For 4QCY2012, ABB India (ABB)'s top-line and bottom-line performance was below our expectations. The top-line declined by 5.3% yoy to Rs. 2,082cr, mainly on account of an 18.1% yoy decline in revenue from the Power System segment to Rs. 599cr. Order intake during the quarter declined by 28.5% yoy to Rs. 1,579cr due to lack of large order (on account of a slowdown in investments). Order backlog stands at Rs. 8,672cr for 4QCY2012, down 4.7% yoy, implying order book coverage of 1.1x (trailing 4 quarter revenues).

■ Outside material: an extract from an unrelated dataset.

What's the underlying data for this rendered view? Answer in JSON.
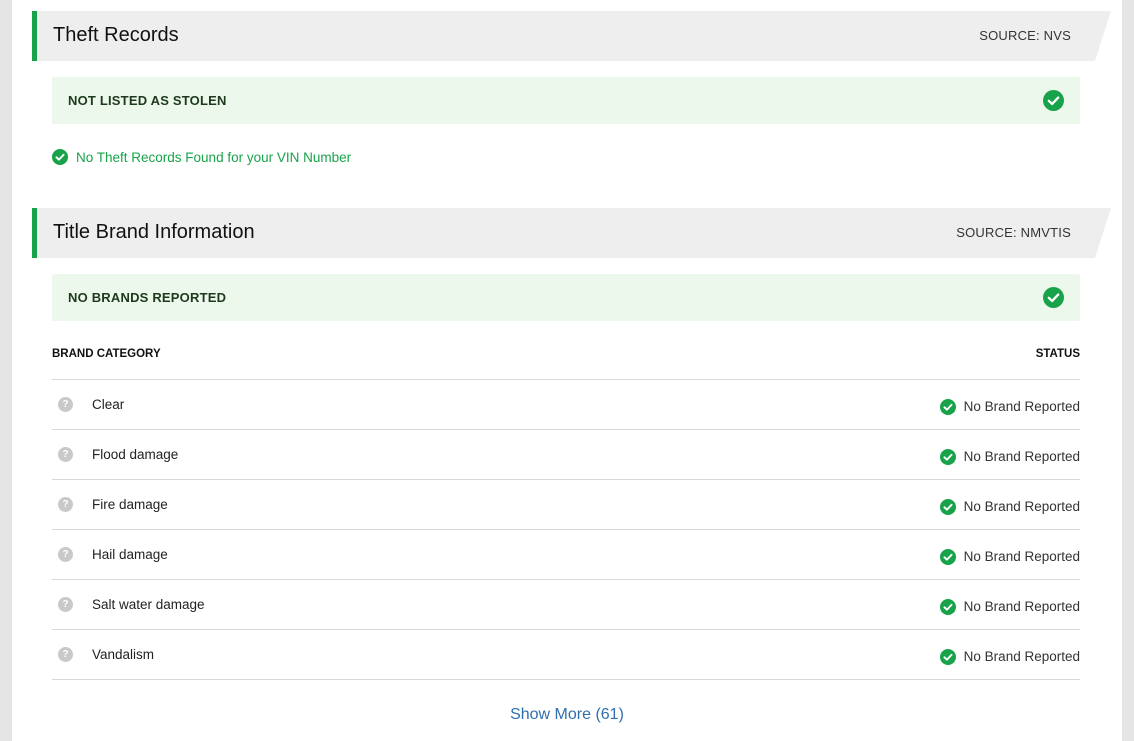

Margins below expectation: The EBITDA margin declined by 178bp yoy to 1.8%. The company's margins were below our expectations due to EBIT losses of Rs. 63cr and Rs. 1cr in Power Systems and Process Automation segment, respectively. Cost over-runs due to project delays and delay in payment by clients have resulted in margin erosion of project business. However, Power Products and Low Voltage Products posted higher margins yoy at 9.4% and 6.8% respectively. The company benefited to the tune of Rs. 7.5cr on account of a forex gain. However, the forex gain in 4QCY2012 is much lower than the Rs. 26cr forex gain during the corresponding quarter of last year. Consequently, the profit declined by 73.8% yoy to Rs. 17cr.

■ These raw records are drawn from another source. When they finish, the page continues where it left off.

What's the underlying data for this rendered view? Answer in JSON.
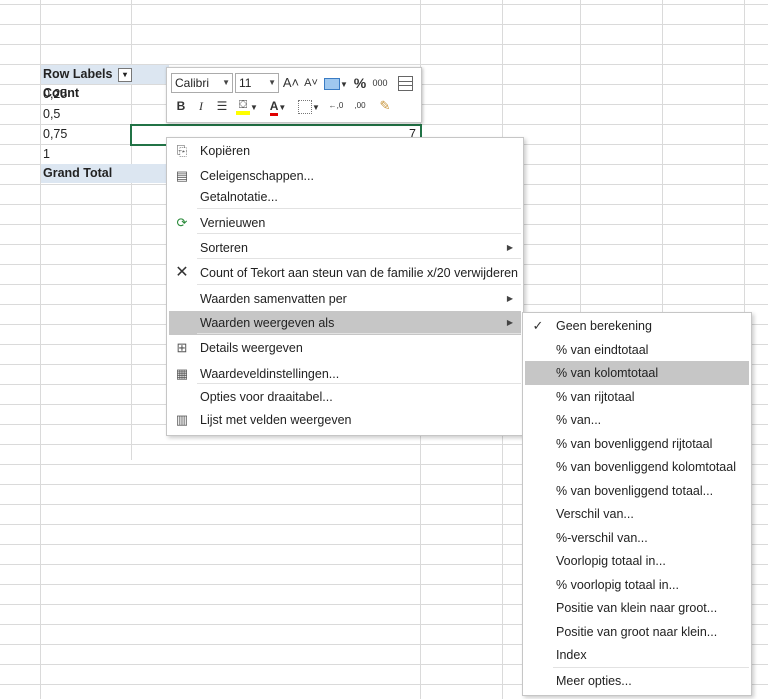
{
  "sheet": {
    "pivot_header": "Row Labels",
    "pivot_header_value": "Count",
    "rows": [
      "0,25",
      "0,5",
      "0,75",
      "1"
    ],
    "grand_total": "Grand Total",
    "selected_value": "7"
  },
  "mini_toolbar": {
    "font": "Calibri",
    "size": "11",
    "grow": "A˄",
    "shrink": "A˅",
    "percent": "%",
    "thousands": "000",
    "bold": "B",
    "italic": "I",
    "font_color": "A",
    "inc_decimal": "←,0",
    "dec_decimal": ",00"
  },
  "context_menu": {
    "items": [
      {
        "label": "Kopiëren",
        "icon": "copy-icon"
      },
      {
        "label": "Celeigenschappen...",
        "icon": "format-cells-icon"
      },
      {
        "label": "Getalnotatie..."
      },
      {
        "label": "Vernieuwen",
        "icon": "refresh-icon"
      },
      {
        "label": "Sorteren",
        "submenu": true
      },
      {
        "label": "Count of Tekort aan steun van de familie x/20 verwijderen",
        "icon": "remove-icon"
      },
      {
        "label": "Waarden samenvatten per",
        "submenu": true
      },
      {
        "label": "Waarden weergeven als",
        "submenu": true,
        "highlighted": true
      },
      {
        "label": "Details weergeven",
        "icon": "details-icon"
      },
      {
        "label": "Waardeveldinstellingen...",
        "icon": "field-settings-icon"
      },
      {
        "label": "Opties voor draaitabel..."
      },
      {
        "label": "Lijst met velden weergeven",
        "icon": "field-list-icon"
      }
    ]
  },
  "submenu": {
    "items": [
      {
        "label": "Geen berekening",
        "checked": true
      },
      {
        "label": "% van eindtotaal"
      },
      {
        "label": "% van kolomtotaal",
        "highlighted": true
      },
      {
        "label": "% van rijtotaal"
      },
      {
        "label": "% van..."
      },
      {
        "label": "% van bovenliggend rijtotaal"
      },
      {
        "label": "% van bovenliggend kolomtotaal"
      },
      {
        "label": "% van bovenliggend totaal..."
      },
      {
        "label": "Verschil van..."
      },
      {
        "label": "%-verschil van..."
      },
      {
        "label": "Voorlopig totaal in..."
      },
      {
        "label": "% voorlopig totaal in..."
      },
      {
        "label": "Positie van klein naar groot..."
      },
      {
        "label": "Positie van groot naar klein..."
      },
      {
        "label": "Index"
      },
      {
        "label": "Meer opties..."
      }
    ]
  },
  "colors": {
    "accent": "#217346",
    "highlight": "#c6c6c6",
    "pivot_header_bg": "#dce6f1"
  }
}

Outlook and valuation: ABB continues to witness a decline in order inflow and order backlog. Although the company has taken steps like improving efficiency through supply chain initiatives and exit from rural electrification projects, its margin continues to remain under pressure. Currently, the stock is trading at 33.7x CY2014 EPS estimates. We believe the stock remains overvalued. Hence, we maintain our Sell recommendation on the stock with a target price of Rs. 487.